А. Кураев пишет, что не может определить границы запретного в искусстве, – нет четкой аргументации. Его диспут с А. Ерофеевым скорее даже не в его пользу, ничья.
Как с позиций Розы Мира оценить подобное искусство? Как вообще можно определять границы в искусстве?
Ответ
Границы в искусстве, или в том, что на этот статус претендует, определяет сам для себя создатель художественного произведения. Неправильно, чтобы общество обладало законным правом жёстко запрещать кому-то создавать то-то и то-то, потому что этим нарушалась бы свобода выбора личности. Суммарный вред от господства принципа неуважения к личной свободе многократно перевешивал бы негативные следствия от создания любых непотребств в частном порядке, т.е. когда их создание глобально не повлияет на общество.
Границы в
публичной демонстрации и распространении художественных произведений определяет общество, государство в котором эти произведения предполагается распространять. Это понятно: люди не желают соприкасаться с явлениями, которые кажутся им неприемлемыми: как непосредственно сталкиваться, так и по влиянию на состояние общества (когда люди не хотят, чтобы это состояние менялось в нежелательном для них направлении).

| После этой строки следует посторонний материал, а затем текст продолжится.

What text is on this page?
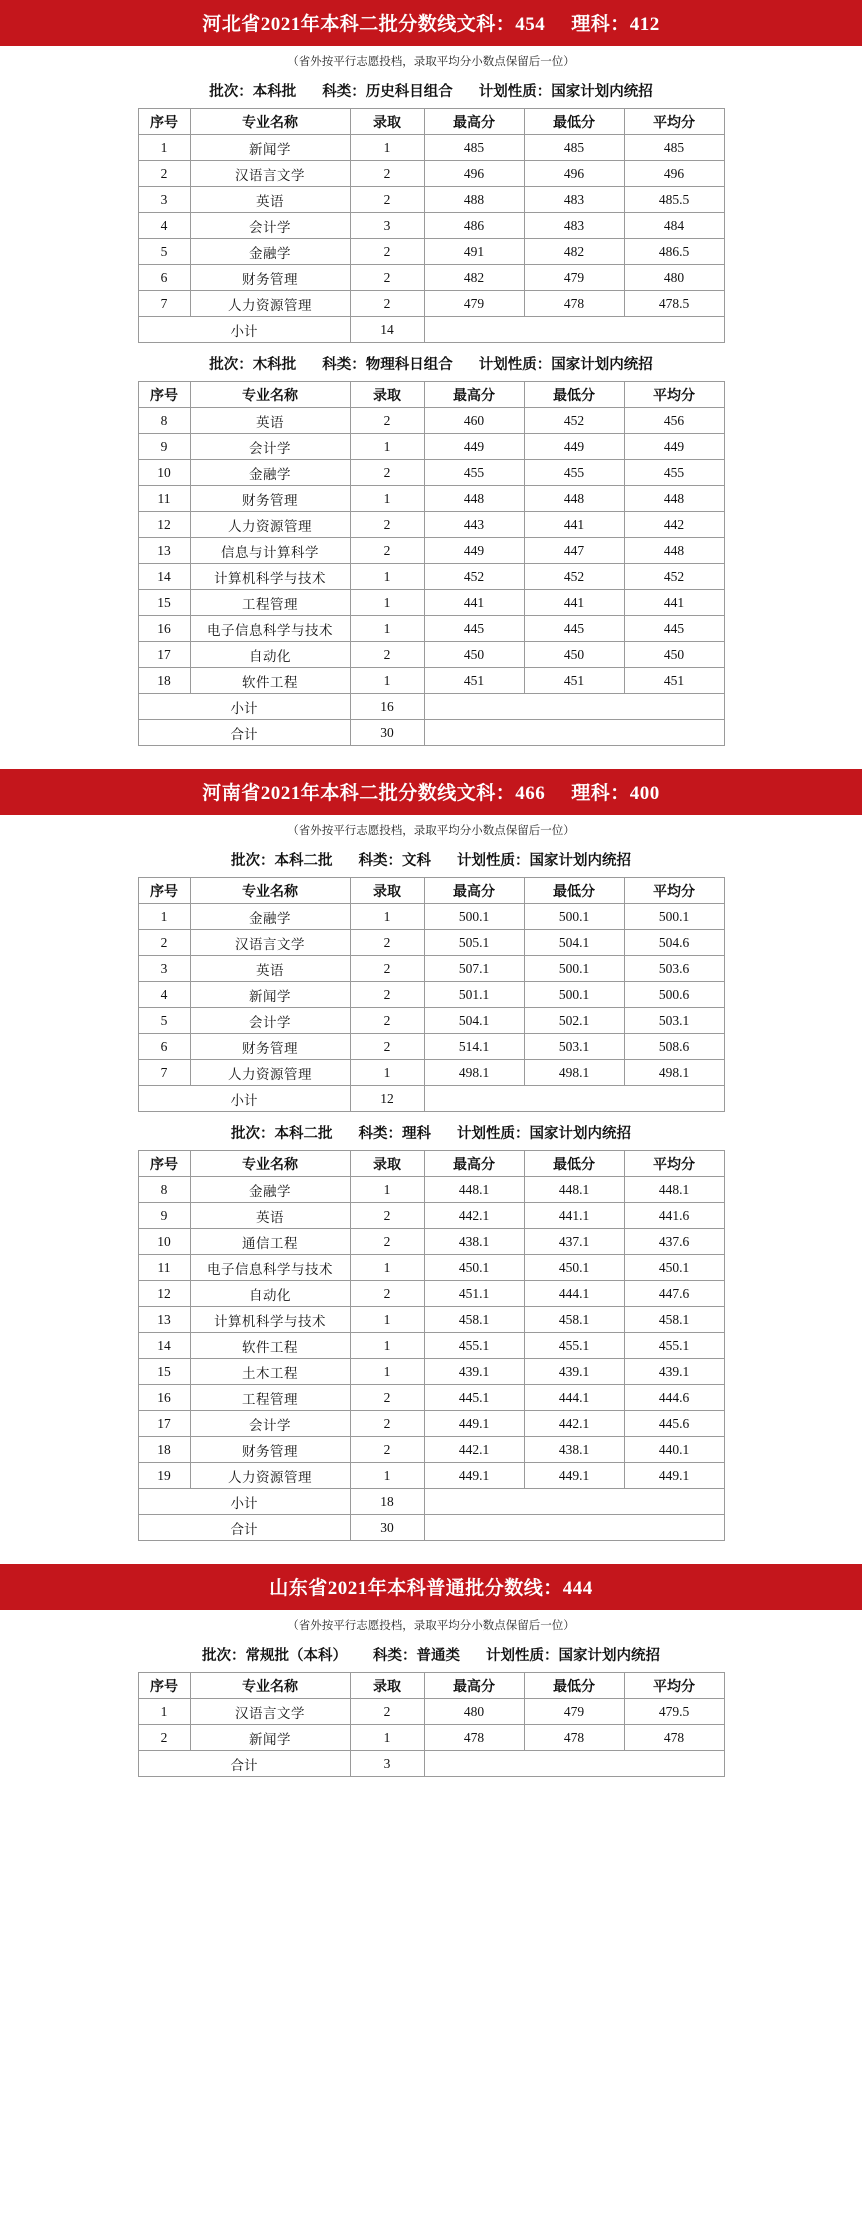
河北省2021年本科二批分数线文科：454 理科：412
（省外按平行志愿投档，录取平均分小数点保留后一位）
批次：本科批 科类：历史科目组合 计划性质：国家计划内统招
序号	专业名称	录取	最高分	最低分	平均分
1	新闻学	1	485	485	485
2	汉语言文学	2	496	496	496
3	英语	2	488	483	485.5
4	会计学	3	486	483	484
5	金融学	2	491	482	486.5
6	财务管理	2	482	479	480
7	人力资源管理	2	479	478	478.5
小计		14			
批次：木科批 科类：物理科日组合 计划性质：国家计划内统招
序号	专业名称	录取	最高分	最低分	平均分
8	英语	2	460	452	456
9	会计学	1	449	449	449
10	金融学	2	455	455	455
11	财务管理	1	448	448	448
12	人力资源管理	2	443	441	442
13	信息与计算科学	2	449	447	448
14	计算机科学与技术	1	452	452	452
15	工程管理	1	441	441	441
16	电子信息科学与技术	1	445	445	445
17	自动化	2	450	450	450
18	软件工程	1	451	451	451
小计		16			
合计		30			
河南省2021年本科二批分数线文科：466 理科：400
（省外按平行志愿投档，录取平均分小数点保留后一位）
批次：本科二批 科类：文科 计划性质：国家计划内统招
序号	专业名称	录取	最高分	最低分	平均分
1	金融学	1	500.1	500.1	500.1
2	汉语言文学	2	505.1	504.1	504.6
3	英语	2	507.1	500.1	503.6
4	新闻学	2	501.1	500.1	500.6
5	会计学	2	504.1	502.1	503.1
6	财务管理	2	514.1	503.1	508.6
7	人力资源管理	1	498.1	498.1	498.1
小计		12			
批次：本科二批 科类：理科 计划性质：国家计划内统招
序号	专业名称	录取	最高分	最低分	平均分
8	金融学	1	448.1	448.1	448.1
9	英语	2	442.1	441.1	441.6
10	通信工程	2	438.1	437.1	437.6
11	电子信息科学与技术	1	450.1	450.1	450.1
12	自动化	2	451.1	444.1	447.6
13	计算机科学与技术	1	458.1	458.1	458.1
14	软件工程	1	455.1	455.1	455.1
15	土木工程	1	439.1	439.1	439.1
16	工程管理	2	445.1	444.1	444.6
17	会计学	2	449.1	442.1	445.6
18	财务管理	2	442.1	438.1	440.1
19	人力资源管理	1	449.1	449.1	449.1
小计		18			
合计		30			
山东省2021年本科普通批分数线：444
（省外按平行志愿投档，录取平均分小数点保留后一位）
批次：常规批（本科） 科类：普通类 计划性质：国家计划内统招
序号	专业名称	录取	最高分	最低分	平均分
1	汉语言文学	2	480	479	479.5
2	新闻学	1	478	478	478
合计		3			
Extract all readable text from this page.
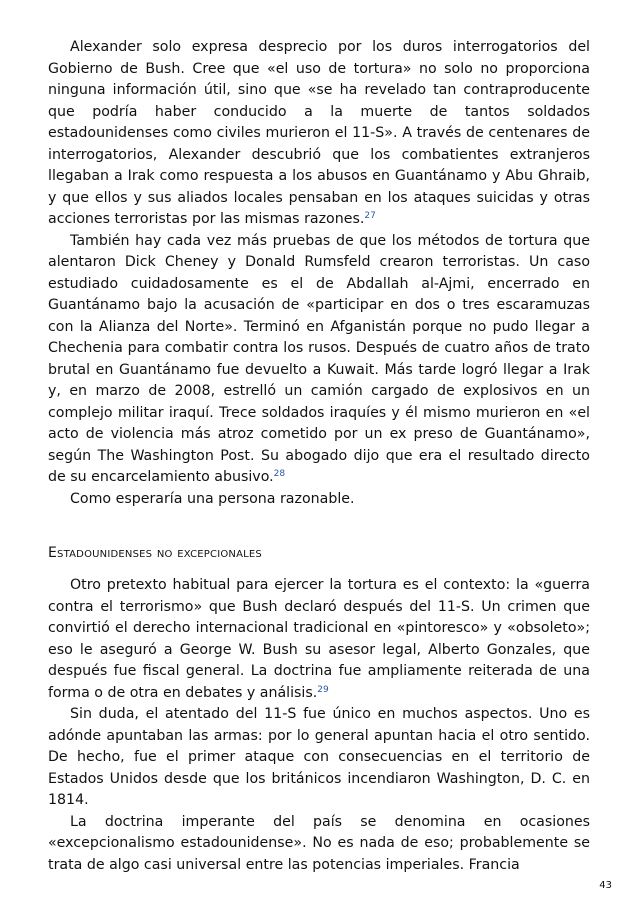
Alexander solo expresa desprecio por los duros interrogatorios del Gobierno de Bush. Cree que «el uso de tortura» no solo no proporciona ninguna información útil, sino que «se ha revelado tan contraproducente que podría haber conducido a la muerte de tantos soldados estadounidenses como civiles murieron el 11-S». A través de centenares de interrogatorios, Alexander descubrió que los combatientes extranjeros llegaban a Irak como respuesta a los abusos en Guantánamo y Abu Ghraib, y que ellos y sus aliados locales pensaban en los ataques suicidas y otras acciones terroristas por las mismas razones.$^{27}$

También hay cada vez más pruebas de que los métodos de tortura que alentaron Dick Cheney y Donald Rumsfeld crearon terroristas. Un caso estudiado cuidadosamente es el de Abdallah al-Ajmi, encerrado en Guantánamo bajo la acusación de «participar en dos o tres escaramuzas con la Alianza del Norte». Terminó en Afganistán porque no pudo llegar a Chechenia para combatir contra los rusos. Después de cuatro años de trato brutal en Guantánamo fue devuelto a Kuwait. Más tarde logró llegar a Irak y, en marzo de 2008, estrelló un camión cargado de explosivos en un complejo militar iraquí. Trece soldados iraquíes y él mismo murieron en «el acto de violencia más atroz cometido por un ex preso de Guantánamo», según The Washington Post. Su abogado dijo que era el resultado directo de su encarcelamiento abusivo.$^{28}$

Como esperaría una persona razonable.

Estadounidenses no excepcionales

Otro pretexto habitual para ejercer la tortura es el contexto: la «guerra contra el terrorismo» que Bush declaró después del 11-S. Un crimen que convirtió el derecho internacional tradicional en «pintoresco» y «obsoleto»; eso le aseguró a George W. Bush su asesor legal, Alberto Gonzales, que después fue fiscal general. La doctrina fue ampliamente reiterada de una forma o de otra en debates y análisis.$^{29}$

Sin duda, el atentado del 11-S fue único en muchos aspectos. Uno es adónde apuntaban las armas: por lo general apuntan hacia el otro sentido. De hecho, fue el primer ataque con consecuencias en el territorio de Estados Unidos desde que los británicos incendiaron Washington, D. C. en 1814.

La doctrina imperante del país se denomina en ocasiones «excepcionalismo estadounidense». No es nada de eso; probablemente se trata de algo casi universal entre las potencias imperiales. Francia

43
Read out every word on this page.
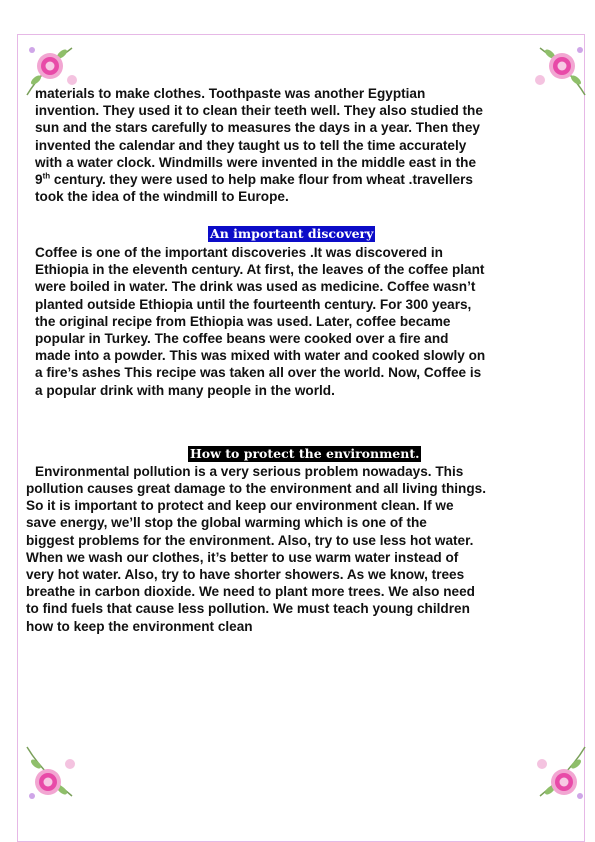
materials to make clothes. Toothpaste was another Egyptian
invention. They used it to clean their teeth well. They also studied the
sun and the stars carefully to measures the days in a year. Then they
invented the calendar and they taught us to tell the time accurately
with a water clock. Windmills were invented in the middle east in the
9th century. they were used to help make flour from wheat .travellers
took the idea of the windmill to Europe.

An important discovery

Coffee is one of the important discoveries .It was discovered in
Ethiopia in the eleventh century. At first, the leaves of the coffee plant
were boiled in water. The drink was used as medicine. Coffee wasn’t
planted outside Ethiopia until the fourteenth century. For 300 years,
the original recipe from Ethiopia was used. Later, coffee became
popular in Turkey. The coffee beans were cooked over a fire and
made into a powder. This was mixed with water and cooked slowly on
a fire’s ashes This recipe was taken all over the world. Now, Coffee is
a popular drink with many people in the world.

How to protect the environment.

Environmental pollution is a very serious problem nowadays. This

pollution causes great damage to the environment and all living things.
So it is important to protect and keep our environment clean. If we
save energy, we’ll stop the global warming which is one of the
biggest problems for the environment. Also, try to use less hot water.
When we wash our clothes, it’s better to use warm water instead of
very hot water. Also, try to have shorter showers. As we know, trees
breathe in carbon dioxide. We need to plant more trees. We also need
to find fuels that cause less pollution. We must teach young children
how to keep the environment clean
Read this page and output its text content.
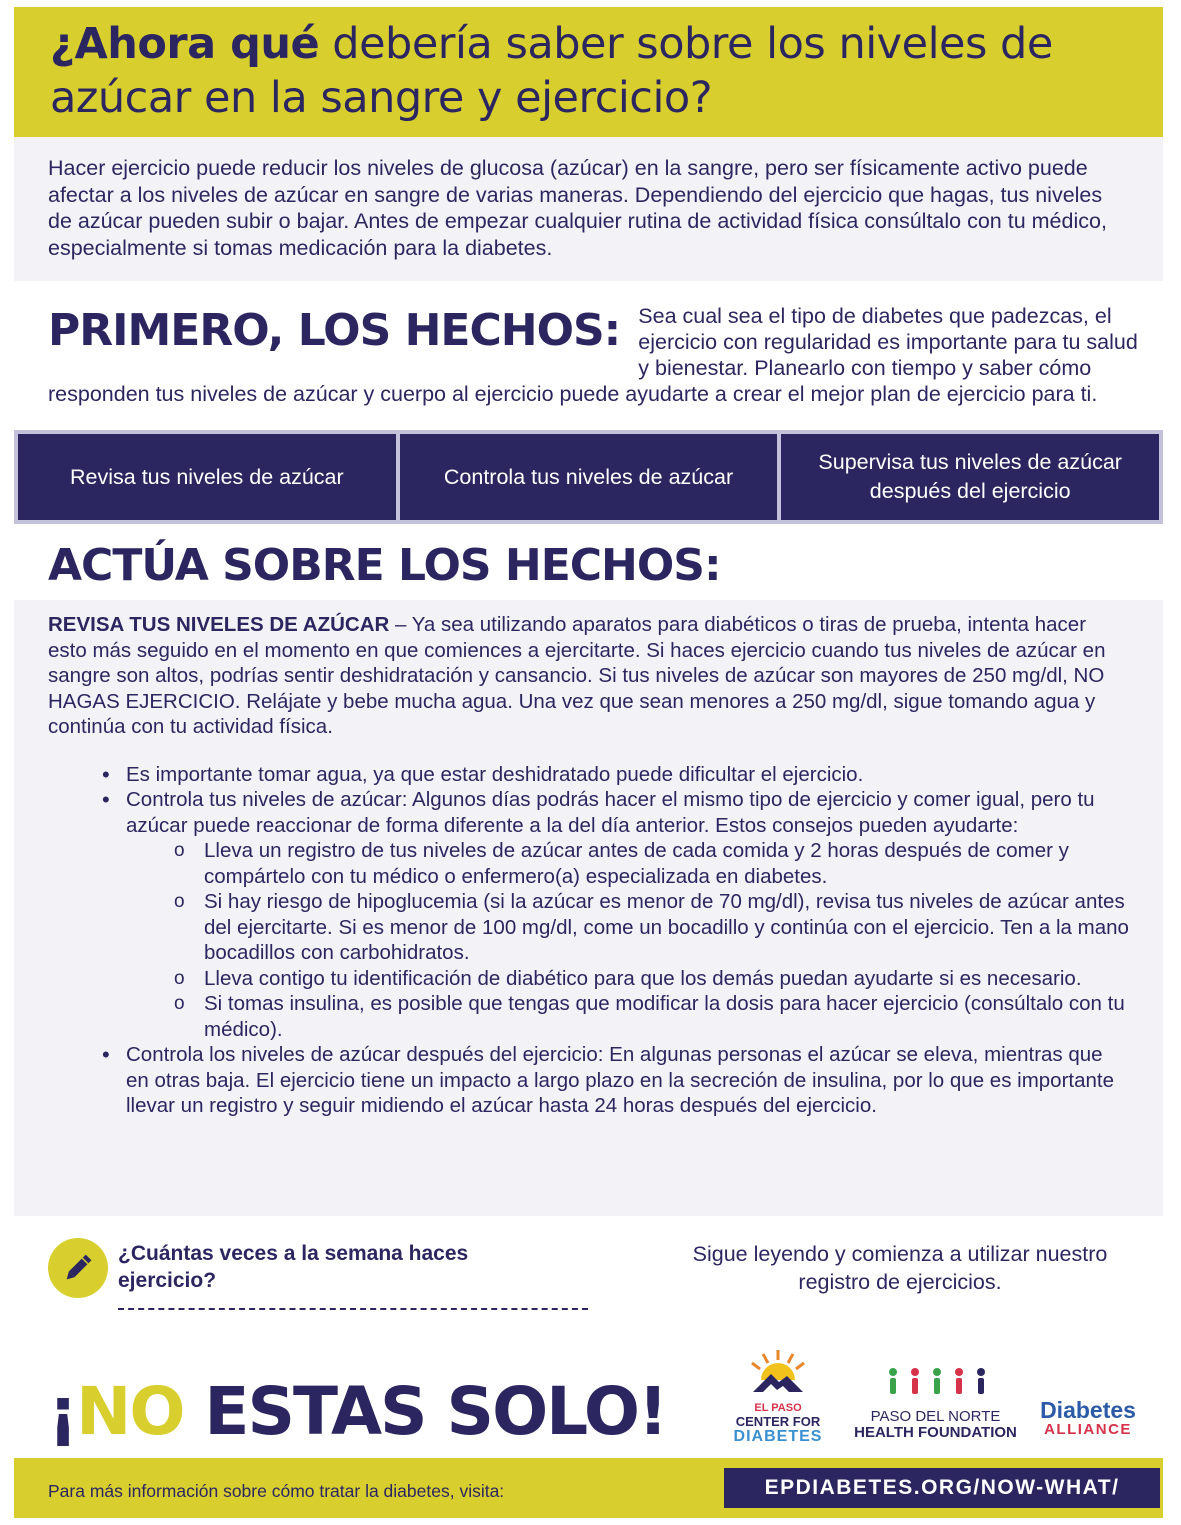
¿Ahora qué debería saber sobre los niveles de azúcar en la sangre y ejercicio?
Hacer ejercicio puede reducir los niveles de glucosa (azúcar) en la sangre, pero ser físicamente activo puede afectar a los niveles de azúcar en sangre de varias maneras. Dependiendo del ejercicio que hagas, tus niveles de azúcar pueden subir o bajar. Antes de empezar cualquier rutina de actividad física consúltalo con tu médico, especialmente si tomas medicación para la diabetes.
PRIMERO, LOS HECHOS: Sea cual sea el tipo de diabetes que padezcas, el ejercicio con regularidad es importante para tu salud y bienestar. Planearlo con tiempo y saber cómo responden tus niveles de azúcar y cuerpo al ejercicio puede ayudarte a crear el mejor plan de ejercicio para ti.
Revisa tus niveles de azúcar	Controla tus niveles de azúcar
Supervisa tus niveles de azúcar después del ejercicio
ACTÚA SOBRE LOS HECHOS:

REVISA TUS NIVELES DE AZÚCAR – Ya sea utilizando aparatos para diabéticos o tiras de prueba, intenta hacer esto más seguido en el momento en que comiences a ejercitarte. Si haces ejercicio cuando tus niveles de azúcar en sangre son altos, podrías sentir deshidratación y cansancio. Si tus niveles de azúcar son mayores de 250 mg/dl, NO HAGAS EJERCICIO. Relájate y bebe mucha agua. Una vez que sean menores a 250 mg/dl, sigue tomando agua y continúa con tu actividad física.

• Es importante tomar agua, ya que estar deshidratado puede dificultar el ejercicio.
• Controla tus niveles de azúcar: Algunos días podrás hacer el mismo tipo de ejercicio y comer igual, pero tu azúcar puede reaccionar de forma diferente a la del día anterior. Estos consejos pueden ayudarte:
o Lleva un registro de tus niveles de azúcar antes de cada comida y 2 horas después de comer y compártelo con tu médico o enfermero(a) especializada en diabetes.
o Si hay riesgo de hipoglucemia (si la azúcar es menor de 70 mg/dl), revisa tus niveles de azúcar antes del ejercitarte. Si es menor de 100 mg/dl, come un bocadillo y continúa con el ejercicio. Ten a la mano bocadillos con carbohidratos.
o Lleva contigo tu identificación de diabético para que los demás puedan ayudarte si es necesario.
o Si tomas insulina, es posible que tengas que modificar la dosis para hacer ejercicio (consúltalo con tu médico).
• Controla los niveles de azúcar después del ejercicio: En algunas personas el azúcar se eleva, mientras que en otras baja. El ejercicio tiene un impacto a largo plazo en la secreción de insulina, por lo que es importante llevar un registro y seguir midiendo el azúcar hasta 24 horas después del ejercicio.
¿Cuántas veces a la semana haces ejercicio?
Sigue leyendo y comienza a utilizar nuestro registro de ejercicios.
¡NO ESTAS SOLO!	EL PASO
CENTER FOR
DIABETES
PASO DEL NORTE
HEALTH FOUNDATION
Diabetes
ALLIANCE
Para más información sobre cómo tratar la diabetes, visita:	EPDIABETES.ORG/NOW-WHAT/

Ограничение свободы выбора меньшинства, активно заинтересованного в запрещаемом, перевешивается обеспечением свободы выбора большинства. Все эти запреты на пропаганду преодолимы в индивидуальном порядке: каждый конкретный человек, приложив некоторые усилия, всё равно может в частном порядке ознакомиться со всем, с чем пожелает.
Очевидно, что конкретная политика запретов и поощрений выстраивается в зависимости от идеологии, господствующей в обществе. Особенность бездуховных, инфернально-инспирированных систем общественного устройства в наше время, в частности, на Западе и в России, в том, что они исподволь, маскируясь разговорами о правах и свободах, стремятся открыть двери всему низкому, порочному, кощунственному, разрушающему традиционную мораль – тому на что общество в прошлые века налагало запрет. Выставки типа "Острожно, религия" – из этой серии. Со временем общество такого типа перейдёт и даже уже переходит к запретам и ограничениям в отношении религий и иных явлений, не вписывающихся в их атмосферу. Есть, например, в неолиберальных кругах стремление приравнять коммунистов к фашистам и запретить, обозначить ислам как "исламофашизм" и запретить и т.п. Та же участь потенциально может ожидать и православие, а уж найти формальные "признаки экстремизма" в Писаниях и в вероучении никакого труда не составит.
Если бы общество было иным, нежели сейчас, если бы в душах людей было меньше грязи и больше духовности и чистоты, то мнение людей относительно желательных ограничений на общественные проявления было бы не таким как сейчас. Запреты, осуществляемые посредством простых административных ограничений (без уголовных наказаний) были бы куда более органичными, и не выглядели бы неким "сектантским требованием" со стороны церковной общественности к безрелигиозному в целом обществу. Поэтому основной целью должно быть не простое требование что-то запретить, а изменение общества и всей господствующей идеологии. А при продолжении нынешних тенденций запреты на низкое и душепагубное со временем будут ослабевать всё более и более.
Д.Андреев подразумевал, что запрет нарушения норм общественного стыда и запрет кощунства непременно были бы в эпоху Розы Мира. Он не относил эти запреты к числу тех, от которых надо со временем отказываться по мере устранения соответствующих опасностей. Именно отмена этих последних запретов под давлением либеральных "крайне левых кругов" и "откроет широкий доступ предтечам великого исчадия тьмы к сердцам человеческим" (
РМ 12.4.21). Правота этого утверждения Д.Андреева, точность выделенных им факторов наглядно подтверждается тем, что происходит в наше время.
Стремление поддерживать эти два общественных запрета – общий принцип, которого надо придерживаться. Если происходит массовый сознательный отказ от этого, то дела плохи, и общество, скорее всего, безнадёжно. Если же рассматриваемые запреты признаются, то конкретное определение границ дозволенного, формулирование соответствующих законов, должны определяться суммой мнений людей, составляющих общество. Выставлять заведомо чрезвычайно строгие ограничения, не поддерживаемые большинством в обществе, было бы неверно, поскольку это породило бы массовое недовольство и ощущение несвободы, было бы несовместимо с принципами демократии.